Explain the list notation []

Section 3, protocol overviews: skS and pkS appear as input to the parties but are not used in the protocols. E.g., it should be BlindEvaluate(skS,blindedElement) instead of BlindEvaluate(blindedElement).

"client and server augment the pkS and skS, respectively, using the info value": this could be modified to explain the (otherwise unexplained) "tweakedKey" term that appears in the protocol overview. Maybe "client and server tweak their pkS and skS, respectively, using the info value"?

If I would implement this, I would wonder about Input "opaque seed[Ns]". Ns is an integer, and this seed appears to be a list of Ns opaque values. In the text it says "randomly generated seed". The seeds suggested in the test vector section do not appear very random to me ;) Not sure if this is underspecified or just common knowledge.

"Recall that servers may batch multiple client inputs to BlindEvaluate." - Maybe one more sentence how this is done? Just repeated execution of BlindEvaluate and concatenating the evaluatedElements in the message to the client?

"certain public inputs that map to invalid public keys for server evaluation." I could not parse "public key for server evaluation" here.

I could not make any sense of 5.2, but again, not an implementor...

Partial obliviousness: I don't understand this definition. Everything but the last sentence are properties of any OPRF, as described already in the other properties.

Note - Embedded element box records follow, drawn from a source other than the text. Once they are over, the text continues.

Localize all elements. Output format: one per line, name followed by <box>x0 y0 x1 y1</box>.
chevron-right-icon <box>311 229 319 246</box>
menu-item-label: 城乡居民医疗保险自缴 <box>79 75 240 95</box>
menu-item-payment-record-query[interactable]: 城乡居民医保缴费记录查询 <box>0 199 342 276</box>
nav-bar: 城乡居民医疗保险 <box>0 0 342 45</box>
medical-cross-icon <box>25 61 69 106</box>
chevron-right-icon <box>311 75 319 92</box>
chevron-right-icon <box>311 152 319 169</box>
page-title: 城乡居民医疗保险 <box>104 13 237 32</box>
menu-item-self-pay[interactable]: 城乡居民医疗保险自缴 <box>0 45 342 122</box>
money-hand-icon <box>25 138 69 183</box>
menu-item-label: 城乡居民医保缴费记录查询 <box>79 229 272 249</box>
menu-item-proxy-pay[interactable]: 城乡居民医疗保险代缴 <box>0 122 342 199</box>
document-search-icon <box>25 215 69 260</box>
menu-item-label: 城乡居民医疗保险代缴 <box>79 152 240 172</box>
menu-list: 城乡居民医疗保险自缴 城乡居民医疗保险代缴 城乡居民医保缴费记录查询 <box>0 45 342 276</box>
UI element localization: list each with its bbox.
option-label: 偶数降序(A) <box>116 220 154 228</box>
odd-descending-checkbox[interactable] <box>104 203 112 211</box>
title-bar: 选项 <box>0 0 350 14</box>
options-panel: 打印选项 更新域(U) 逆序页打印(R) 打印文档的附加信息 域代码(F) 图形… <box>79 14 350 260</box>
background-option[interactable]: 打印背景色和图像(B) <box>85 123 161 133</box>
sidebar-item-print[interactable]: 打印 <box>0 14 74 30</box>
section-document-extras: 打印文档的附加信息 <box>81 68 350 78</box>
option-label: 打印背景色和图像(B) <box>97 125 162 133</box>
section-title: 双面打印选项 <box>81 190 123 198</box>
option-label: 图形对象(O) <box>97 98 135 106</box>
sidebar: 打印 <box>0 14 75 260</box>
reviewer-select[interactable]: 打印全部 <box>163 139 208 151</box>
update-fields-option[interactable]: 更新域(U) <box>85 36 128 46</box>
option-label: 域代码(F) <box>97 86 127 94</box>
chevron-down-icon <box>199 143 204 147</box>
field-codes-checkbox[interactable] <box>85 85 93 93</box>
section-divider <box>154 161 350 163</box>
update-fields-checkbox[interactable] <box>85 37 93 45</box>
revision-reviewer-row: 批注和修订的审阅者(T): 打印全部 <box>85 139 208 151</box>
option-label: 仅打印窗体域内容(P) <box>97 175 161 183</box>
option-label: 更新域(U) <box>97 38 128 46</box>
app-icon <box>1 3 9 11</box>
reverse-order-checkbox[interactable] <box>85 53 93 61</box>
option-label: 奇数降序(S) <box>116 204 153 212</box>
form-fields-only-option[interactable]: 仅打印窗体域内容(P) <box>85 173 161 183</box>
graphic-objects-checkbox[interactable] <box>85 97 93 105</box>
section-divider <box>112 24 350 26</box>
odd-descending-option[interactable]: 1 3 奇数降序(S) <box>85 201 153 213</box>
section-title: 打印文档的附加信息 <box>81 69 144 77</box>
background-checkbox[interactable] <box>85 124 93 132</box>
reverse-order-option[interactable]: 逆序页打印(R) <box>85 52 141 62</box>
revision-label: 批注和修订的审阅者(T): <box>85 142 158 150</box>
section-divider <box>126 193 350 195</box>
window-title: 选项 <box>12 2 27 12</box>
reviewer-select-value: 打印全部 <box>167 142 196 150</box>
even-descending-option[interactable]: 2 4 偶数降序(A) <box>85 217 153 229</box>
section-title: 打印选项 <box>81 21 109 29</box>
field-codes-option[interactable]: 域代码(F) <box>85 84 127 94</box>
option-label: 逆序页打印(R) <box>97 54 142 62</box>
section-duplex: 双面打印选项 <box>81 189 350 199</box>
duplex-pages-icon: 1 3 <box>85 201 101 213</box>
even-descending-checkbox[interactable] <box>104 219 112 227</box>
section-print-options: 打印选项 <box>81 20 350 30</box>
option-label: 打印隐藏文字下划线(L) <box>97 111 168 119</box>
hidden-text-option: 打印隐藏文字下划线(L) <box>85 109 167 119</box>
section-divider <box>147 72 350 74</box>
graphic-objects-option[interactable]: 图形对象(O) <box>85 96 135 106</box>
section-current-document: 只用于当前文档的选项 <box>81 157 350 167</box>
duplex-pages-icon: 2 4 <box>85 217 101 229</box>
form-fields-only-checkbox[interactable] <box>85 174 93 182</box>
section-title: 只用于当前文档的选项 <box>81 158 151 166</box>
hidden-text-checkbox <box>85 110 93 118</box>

The sentence "Both client and server learn the public input (info)" does not seem to have any meaning, since info is input to both parties and hence they of course learn it. The partial obliviousness property rather seems to enforce usage of info in an evaluation. I was also surprised that partial obliviousness is equivalent to unlinkability. Are OPRFs linkable, in the sense of linkability described in the draft?

In reference [SJKS17] typos in Jareckiy, Krawczykz

No change

Still protocol overviews: I find the term "evaluatedElement" computed by the server a bit misleading, as it sounds like the server is learning the evaluation. On the other hand I don't have a better idea. BlindedEvaluatedElement would indicate more precisely what happens, but is probably too long.

We remain using evaluatedElement for the output of the server computation.